The Left Can’t Abandon Political Independence
Socialists have demonstrated the tactical utility of running on the Democratic Party ballot line. But making our peace with the party would be a mistake — to accomplish our goals, independent political organization and identity is indispensable.

A protester in Columbus, Ohio, holding a Democratic Socialists of America flag at a demonstration against the overturning of Roe v. Wade, June 24, 2022. (Wikimedia Commons)
In a recent contribution to Jacobin, Chris Maisano provides a potted history of two twentieth-century efforts at realigning the United States’ two main political parties. In one case, right-wingers succeeded in transforming the Republican Party of Dwight Eisenhower into a true conservative party, setting the stage for the party’s further-right realignment under Donald Trump.

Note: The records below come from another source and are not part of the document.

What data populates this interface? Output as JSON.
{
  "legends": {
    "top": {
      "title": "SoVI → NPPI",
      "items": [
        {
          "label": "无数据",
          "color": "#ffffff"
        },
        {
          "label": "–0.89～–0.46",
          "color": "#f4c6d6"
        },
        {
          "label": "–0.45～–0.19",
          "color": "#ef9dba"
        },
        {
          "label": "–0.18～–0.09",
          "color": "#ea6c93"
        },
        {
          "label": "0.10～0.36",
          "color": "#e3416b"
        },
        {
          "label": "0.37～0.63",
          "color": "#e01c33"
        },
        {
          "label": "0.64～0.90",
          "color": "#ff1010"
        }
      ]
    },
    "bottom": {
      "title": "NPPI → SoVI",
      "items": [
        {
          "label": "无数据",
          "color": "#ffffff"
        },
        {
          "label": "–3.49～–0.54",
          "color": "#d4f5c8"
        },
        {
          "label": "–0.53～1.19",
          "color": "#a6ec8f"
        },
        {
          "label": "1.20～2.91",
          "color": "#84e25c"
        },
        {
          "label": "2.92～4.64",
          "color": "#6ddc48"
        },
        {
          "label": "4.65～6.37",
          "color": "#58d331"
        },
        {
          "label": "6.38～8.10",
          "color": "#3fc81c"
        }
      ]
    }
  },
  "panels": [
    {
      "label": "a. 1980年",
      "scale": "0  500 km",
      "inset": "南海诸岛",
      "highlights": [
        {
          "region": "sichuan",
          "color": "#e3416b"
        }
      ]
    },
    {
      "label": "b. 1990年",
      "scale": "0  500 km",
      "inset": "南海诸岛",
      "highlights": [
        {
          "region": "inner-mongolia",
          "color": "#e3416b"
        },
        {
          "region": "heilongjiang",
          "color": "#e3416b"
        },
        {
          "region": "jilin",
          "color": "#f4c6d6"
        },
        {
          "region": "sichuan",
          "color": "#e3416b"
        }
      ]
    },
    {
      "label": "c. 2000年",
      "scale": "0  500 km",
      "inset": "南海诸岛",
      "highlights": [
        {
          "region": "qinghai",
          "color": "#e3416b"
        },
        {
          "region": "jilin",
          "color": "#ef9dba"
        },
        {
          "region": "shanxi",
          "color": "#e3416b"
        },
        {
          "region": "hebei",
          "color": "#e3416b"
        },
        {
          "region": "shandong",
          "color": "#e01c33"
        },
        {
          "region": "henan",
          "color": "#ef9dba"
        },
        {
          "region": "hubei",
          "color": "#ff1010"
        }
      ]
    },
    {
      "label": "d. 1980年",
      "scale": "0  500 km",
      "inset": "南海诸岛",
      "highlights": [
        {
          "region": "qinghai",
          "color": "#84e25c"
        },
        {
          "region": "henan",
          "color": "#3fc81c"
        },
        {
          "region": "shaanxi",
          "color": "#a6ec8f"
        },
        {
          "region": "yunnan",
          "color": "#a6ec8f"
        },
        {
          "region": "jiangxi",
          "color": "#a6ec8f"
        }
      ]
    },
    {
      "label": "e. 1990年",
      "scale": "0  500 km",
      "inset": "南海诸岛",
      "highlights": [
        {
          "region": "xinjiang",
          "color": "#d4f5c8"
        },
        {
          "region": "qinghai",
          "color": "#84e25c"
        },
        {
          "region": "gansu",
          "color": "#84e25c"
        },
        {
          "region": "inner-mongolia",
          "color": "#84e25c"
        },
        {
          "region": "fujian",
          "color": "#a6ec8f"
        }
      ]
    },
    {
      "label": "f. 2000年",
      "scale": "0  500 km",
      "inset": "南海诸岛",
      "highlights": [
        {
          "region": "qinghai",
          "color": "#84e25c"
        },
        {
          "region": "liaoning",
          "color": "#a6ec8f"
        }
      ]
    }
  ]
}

Meanwhile, liberals, civil rights activists, labor leaders, and socialists worked to realign the Democrats in the 1960s and ’70s. Progressives did not succeed in their goal of winning a social democratic party. But they did succeed in pushing out conservative Southerners, remaking the Democratic Party from a Dixiecrat/New Deal coalition into a properly liberal organization.
The upshot of this history, Maisano argues, is that the Left today ought to embrace the strategy of attempting to realign the Democratic Party. If right-wingers could realign the Republicans and leftists could achieve a partial realignment of the Democrats, he seems to suggest, then the Left today might remake the Democrats in our own image.